Health research drives innovation and improvements in patient care, which leads to better health outcomes. We are grateful to the many people who have volunteered to participate in research studies that assess new therapies and innovative diagnostic methods, as well as research surveying quality of life, healthcare behaviors and public health needs.
There are several types of research:
Clinical trials are classified as Phase I, Phase II, and Phase III. Among Phase II and III studies, the gold standard is the “randomized prospective clinical trial”. This type of study compares two or more groups of patients who are randomly assigned to get different treatments or follow different health routines. Researchers can track each group over time to observe whether health outcomes improved or worsened.
Outcomes Research, measures the impact of an intervention or program. Types of outcomes include worsening of symptoms, improvement or cure of symptoms, and mortality. With this type of research, participants report their symptoms and/or general quality of life before and after their treatment. This data may be gathered through multiple channels, including surveys, interviews, focus groups, and more. This helps to evaluate the long-term success of a treatment or intervention, such as a patient’s mobility months after receiving a joint replacement or the effects of physical activity on pain and stiffness.
HSS and other hospitals have coordinated efforts to gather outcomes data from patients. This data is entered into registries so that doctors can predict how well someone might do with a certain treatment. For example, as an HSS patient, you may be asked to complete a Patient-Reported Outcome Measures, or PROMs questionnaire, a standardized and validated survey. A standardized survey is developed with the intent of asking all survey participants the same questions, in an identical way so responses are recorded uniformly, while a validated survey is one that has been tested to ensure it produces reliable and accurate results. PROMs questionnaires help your healthcare team understand how you feel about your health goals, the care you receive, your well-being and your progress. In short, they are used to study how you feel about your health status in areas such as:
Community-based Participatory Research (CBPR) is an invaluable component of research at HSS and is another example of how outcomes data can be used. CBPR is conducted to identify the healthcare needs of large groups of people and is centered around program participants and/or patients. For example, part of the HSS Education Institute’s CBPR framework involves using both quantitative and qualitative tools such as program surveys and focus groups, respectively. After attending a program or class, participants are asked to answer questions about how they heard about our programs, and what they thought of the one they attended.

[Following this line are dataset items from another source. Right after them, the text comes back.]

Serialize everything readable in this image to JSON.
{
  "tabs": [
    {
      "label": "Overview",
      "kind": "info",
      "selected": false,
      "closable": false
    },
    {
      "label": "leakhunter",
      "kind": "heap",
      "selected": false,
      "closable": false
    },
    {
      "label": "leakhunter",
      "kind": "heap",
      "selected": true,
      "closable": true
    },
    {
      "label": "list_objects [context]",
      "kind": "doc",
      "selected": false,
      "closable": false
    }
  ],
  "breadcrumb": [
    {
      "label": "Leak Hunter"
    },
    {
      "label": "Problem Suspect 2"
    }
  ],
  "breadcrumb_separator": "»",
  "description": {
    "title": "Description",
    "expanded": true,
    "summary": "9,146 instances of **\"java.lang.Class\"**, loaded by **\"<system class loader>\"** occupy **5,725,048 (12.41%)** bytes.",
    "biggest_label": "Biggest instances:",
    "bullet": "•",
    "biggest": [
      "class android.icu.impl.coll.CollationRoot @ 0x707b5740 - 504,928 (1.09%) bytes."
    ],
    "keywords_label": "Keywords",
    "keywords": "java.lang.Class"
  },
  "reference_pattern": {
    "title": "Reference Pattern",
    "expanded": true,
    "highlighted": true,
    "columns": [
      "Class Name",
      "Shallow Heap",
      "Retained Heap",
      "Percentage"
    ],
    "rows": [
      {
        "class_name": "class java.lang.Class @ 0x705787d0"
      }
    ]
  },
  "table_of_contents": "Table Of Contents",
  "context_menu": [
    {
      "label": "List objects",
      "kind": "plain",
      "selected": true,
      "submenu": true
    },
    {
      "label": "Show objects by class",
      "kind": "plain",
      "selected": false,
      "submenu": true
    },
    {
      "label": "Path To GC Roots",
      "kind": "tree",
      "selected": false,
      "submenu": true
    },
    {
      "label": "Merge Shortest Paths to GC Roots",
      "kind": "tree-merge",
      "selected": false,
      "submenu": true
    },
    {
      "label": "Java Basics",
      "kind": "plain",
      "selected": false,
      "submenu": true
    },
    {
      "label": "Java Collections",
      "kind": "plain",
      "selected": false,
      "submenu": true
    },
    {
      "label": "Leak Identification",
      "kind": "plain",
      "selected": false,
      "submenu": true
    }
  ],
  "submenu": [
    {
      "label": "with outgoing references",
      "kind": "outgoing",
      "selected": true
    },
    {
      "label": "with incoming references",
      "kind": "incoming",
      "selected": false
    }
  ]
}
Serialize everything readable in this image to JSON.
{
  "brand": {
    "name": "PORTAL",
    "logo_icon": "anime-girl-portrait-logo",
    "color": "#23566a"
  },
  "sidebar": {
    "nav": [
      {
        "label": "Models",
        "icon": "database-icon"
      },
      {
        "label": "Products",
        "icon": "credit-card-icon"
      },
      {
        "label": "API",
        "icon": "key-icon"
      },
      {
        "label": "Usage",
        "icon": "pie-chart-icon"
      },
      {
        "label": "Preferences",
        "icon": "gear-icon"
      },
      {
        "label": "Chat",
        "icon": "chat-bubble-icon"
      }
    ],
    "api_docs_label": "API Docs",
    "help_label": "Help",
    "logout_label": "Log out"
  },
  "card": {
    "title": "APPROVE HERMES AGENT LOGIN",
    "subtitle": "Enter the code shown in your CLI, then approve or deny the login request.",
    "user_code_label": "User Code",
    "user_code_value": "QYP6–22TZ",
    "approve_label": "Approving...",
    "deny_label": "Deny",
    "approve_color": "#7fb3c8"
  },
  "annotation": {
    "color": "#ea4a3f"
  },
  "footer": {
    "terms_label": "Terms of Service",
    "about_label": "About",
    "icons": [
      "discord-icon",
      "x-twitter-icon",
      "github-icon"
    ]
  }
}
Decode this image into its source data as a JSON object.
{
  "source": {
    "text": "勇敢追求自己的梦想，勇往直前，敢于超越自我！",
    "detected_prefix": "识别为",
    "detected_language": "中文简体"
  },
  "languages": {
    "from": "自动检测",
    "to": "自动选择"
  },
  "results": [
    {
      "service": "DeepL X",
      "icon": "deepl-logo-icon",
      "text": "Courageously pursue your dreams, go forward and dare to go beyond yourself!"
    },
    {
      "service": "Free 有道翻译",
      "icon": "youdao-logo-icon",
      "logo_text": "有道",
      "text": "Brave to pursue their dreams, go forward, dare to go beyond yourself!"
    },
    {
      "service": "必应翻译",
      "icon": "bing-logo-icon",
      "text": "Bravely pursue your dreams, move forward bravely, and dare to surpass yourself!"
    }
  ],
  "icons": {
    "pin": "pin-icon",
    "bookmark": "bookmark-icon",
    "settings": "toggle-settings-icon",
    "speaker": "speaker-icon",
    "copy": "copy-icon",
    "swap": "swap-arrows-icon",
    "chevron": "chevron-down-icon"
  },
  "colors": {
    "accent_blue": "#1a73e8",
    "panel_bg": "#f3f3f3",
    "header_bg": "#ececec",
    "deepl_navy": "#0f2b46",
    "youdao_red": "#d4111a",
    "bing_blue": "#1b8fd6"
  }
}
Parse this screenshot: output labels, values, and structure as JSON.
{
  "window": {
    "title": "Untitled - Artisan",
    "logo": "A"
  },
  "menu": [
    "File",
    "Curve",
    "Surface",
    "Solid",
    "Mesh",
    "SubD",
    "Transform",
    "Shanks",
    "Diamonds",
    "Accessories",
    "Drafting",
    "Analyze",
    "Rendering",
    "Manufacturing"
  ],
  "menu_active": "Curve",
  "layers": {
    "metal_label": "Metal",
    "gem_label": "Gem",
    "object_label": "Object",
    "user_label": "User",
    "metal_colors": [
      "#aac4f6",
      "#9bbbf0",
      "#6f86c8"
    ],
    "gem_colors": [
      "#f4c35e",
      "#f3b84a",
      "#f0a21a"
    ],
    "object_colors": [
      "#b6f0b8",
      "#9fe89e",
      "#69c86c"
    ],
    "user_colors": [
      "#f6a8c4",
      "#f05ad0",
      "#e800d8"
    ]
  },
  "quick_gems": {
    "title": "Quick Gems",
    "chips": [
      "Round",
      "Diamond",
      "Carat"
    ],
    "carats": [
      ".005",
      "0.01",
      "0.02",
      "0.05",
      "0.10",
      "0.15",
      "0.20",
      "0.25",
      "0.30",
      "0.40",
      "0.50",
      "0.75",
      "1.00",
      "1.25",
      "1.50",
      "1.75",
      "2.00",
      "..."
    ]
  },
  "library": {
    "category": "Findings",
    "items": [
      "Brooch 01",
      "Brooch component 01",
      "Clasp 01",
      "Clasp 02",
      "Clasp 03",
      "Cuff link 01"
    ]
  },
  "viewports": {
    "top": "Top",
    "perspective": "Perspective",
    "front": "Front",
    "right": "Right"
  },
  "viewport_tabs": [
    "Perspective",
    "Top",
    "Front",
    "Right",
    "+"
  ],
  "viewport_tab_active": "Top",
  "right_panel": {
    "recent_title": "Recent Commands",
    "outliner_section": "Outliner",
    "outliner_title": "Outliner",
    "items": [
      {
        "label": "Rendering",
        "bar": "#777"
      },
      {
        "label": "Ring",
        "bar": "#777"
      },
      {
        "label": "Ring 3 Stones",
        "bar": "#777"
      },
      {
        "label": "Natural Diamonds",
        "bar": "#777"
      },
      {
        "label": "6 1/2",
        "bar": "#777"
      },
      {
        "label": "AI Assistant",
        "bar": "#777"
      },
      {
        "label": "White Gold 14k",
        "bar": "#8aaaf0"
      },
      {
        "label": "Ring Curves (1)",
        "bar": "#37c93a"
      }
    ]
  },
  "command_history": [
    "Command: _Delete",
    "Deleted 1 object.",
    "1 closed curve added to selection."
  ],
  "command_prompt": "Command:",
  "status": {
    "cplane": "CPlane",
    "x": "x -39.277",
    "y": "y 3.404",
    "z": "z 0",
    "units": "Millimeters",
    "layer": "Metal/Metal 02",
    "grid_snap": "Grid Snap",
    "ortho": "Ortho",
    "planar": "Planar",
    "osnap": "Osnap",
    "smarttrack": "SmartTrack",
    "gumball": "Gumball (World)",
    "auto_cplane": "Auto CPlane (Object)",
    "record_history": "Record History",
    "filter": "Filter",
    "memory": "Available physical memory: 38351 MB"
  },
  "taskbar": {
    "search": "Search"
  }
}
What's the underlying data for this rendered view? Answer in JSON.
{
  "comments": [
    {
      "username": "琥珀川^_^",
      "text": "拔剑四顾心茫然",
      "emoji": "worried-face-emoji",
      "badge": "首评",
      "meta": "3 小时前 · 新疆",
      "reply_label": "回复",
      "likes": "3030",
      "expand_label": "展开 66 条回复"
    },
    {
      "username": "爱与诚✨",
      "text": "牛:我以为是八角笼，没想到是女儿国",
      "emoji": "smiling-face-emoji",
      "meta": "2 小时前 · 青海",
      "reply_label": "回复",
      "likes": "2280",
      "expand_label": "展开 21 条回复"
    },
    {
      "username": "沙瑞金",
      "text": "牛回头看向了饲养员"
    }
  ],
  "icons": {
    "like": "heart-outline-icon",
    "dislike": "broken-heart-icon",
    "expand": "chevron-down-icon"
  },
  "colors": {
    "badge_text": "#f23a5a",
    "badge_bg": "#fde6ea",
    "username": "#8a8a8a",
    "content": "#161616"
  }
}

Learning from participants is critical to provide programming that meets patients/participants needs. One essential aspect of CBPR is informing the community about the research in which they participated. This can be done is several ways: community forums, infographics, and video messages.
To learn more about the HSS Education Institute’s work and outcomes from CBPR, watch this video highlighting The Impact of HSS Virtual Programs.
As referenced above, there are two primary methods to collect data: qualitative and quantitative.
Qualitative and quantitative data collection methods can answer different types of research questions. The data obtained through each method complement each other.
There are a variety of research tools that can be used to conduct both quantitative and qualitative research. Questionnaires, interviews, surveys, focus groups, scales, experiments, and reports are all sources for researchers to gain information about their study question or study population. Several factors, such as the study type, approach, and purpose, play a role in determining which tools are best to use for the research topic in question.
In summary, conclusions that stem from research studies can help change the standard of care for illness, disorders, and injuries, and inform new approaches to care that otherwise would not have been considered.